Ese mismo Zócalo donde el crimen organizado ha desafiado al Estado, donde hay colonias que viven con miedo permanente, se llenó de luces y música para convertirlo en una vitrina mediática que supuestamente “demuestra que México está bien”. (Spoiler: no lo está).
La presidenta Claudia Sheinbaum y sus voceros aprovecharon el evento para insistir en la narrativa de “normalidad” y dar la impresión de un país sin problemas.
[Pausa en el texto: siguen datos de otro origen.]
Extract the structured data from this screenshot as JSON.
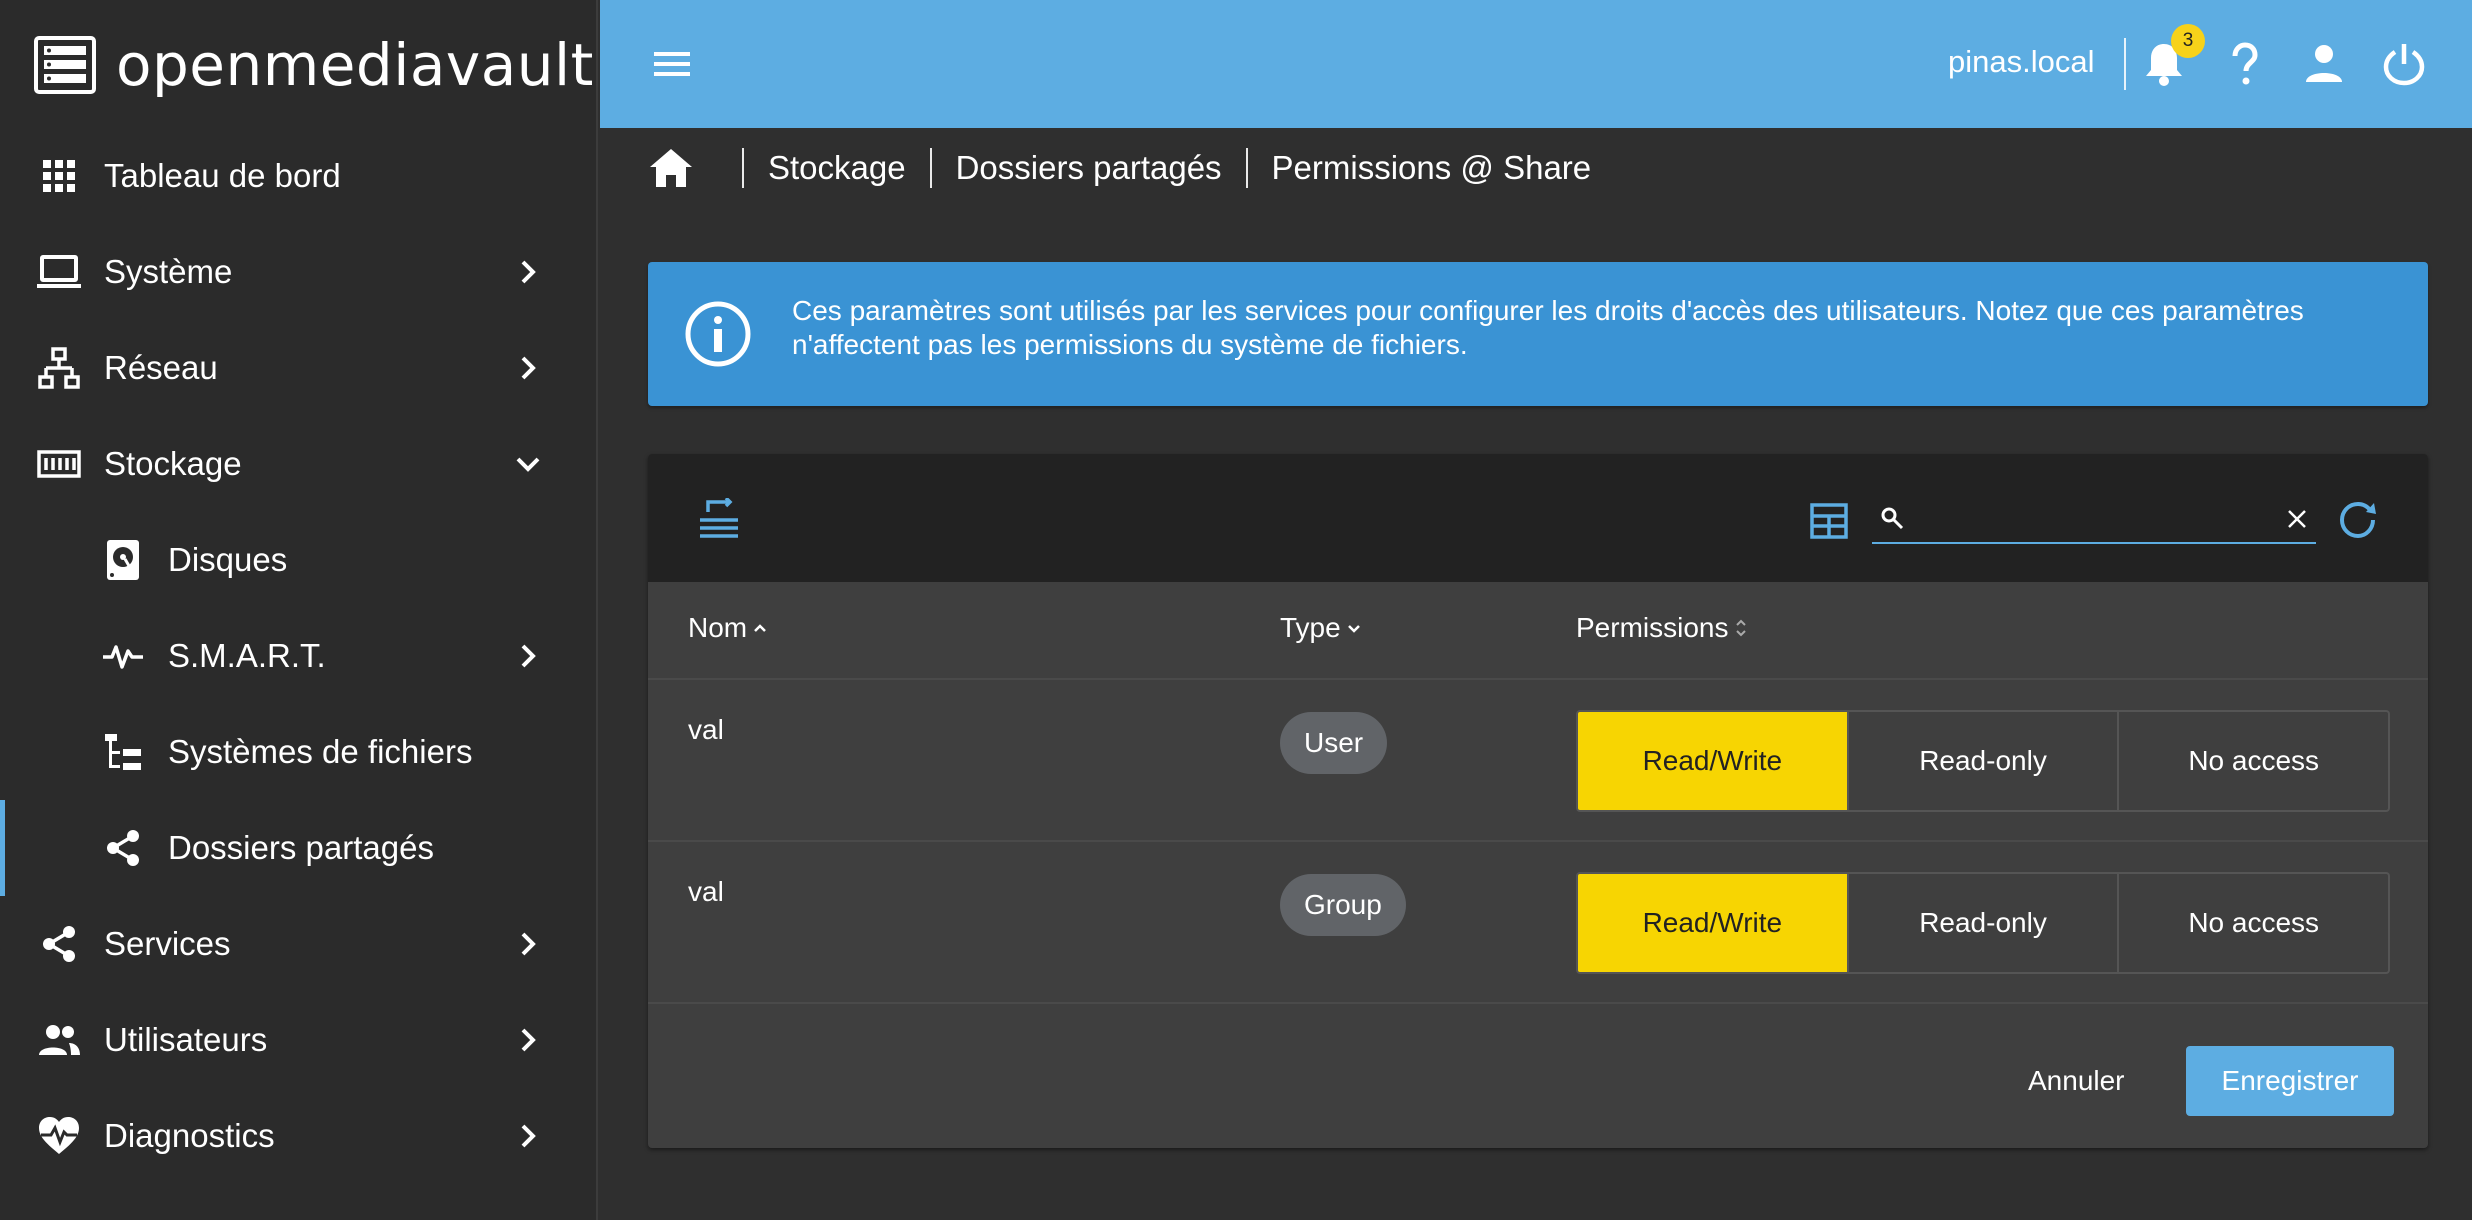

Pero hablando de inseguridad, el contraste no puede ser más brutal: por un lado, conciertos multitudinarios; por el otro, carreteras tomadas por criminales, cifras de homicidios que no bajan y estados enteros con alarmas de violencia.
Usar un concierto como prueba de que “México está bien” suena más a campaña mediática que a una realidad tangible. Porque mientras unos disfrutan de música en el Zócalo, miles de ciudadanos viven con miedo, con pérdidas por vandalismo, con bloqueos y con la sensación de que nadie está resolviendo los problemas reales de seguridad y gobernabilidad.
El mensaje oficial es bonitos escenarios, pero la vida fuera del escenario sigue siendo otra historia: una donde la seguridad es una promesa incumplida y la normalidad es solo un eslogan para la foto.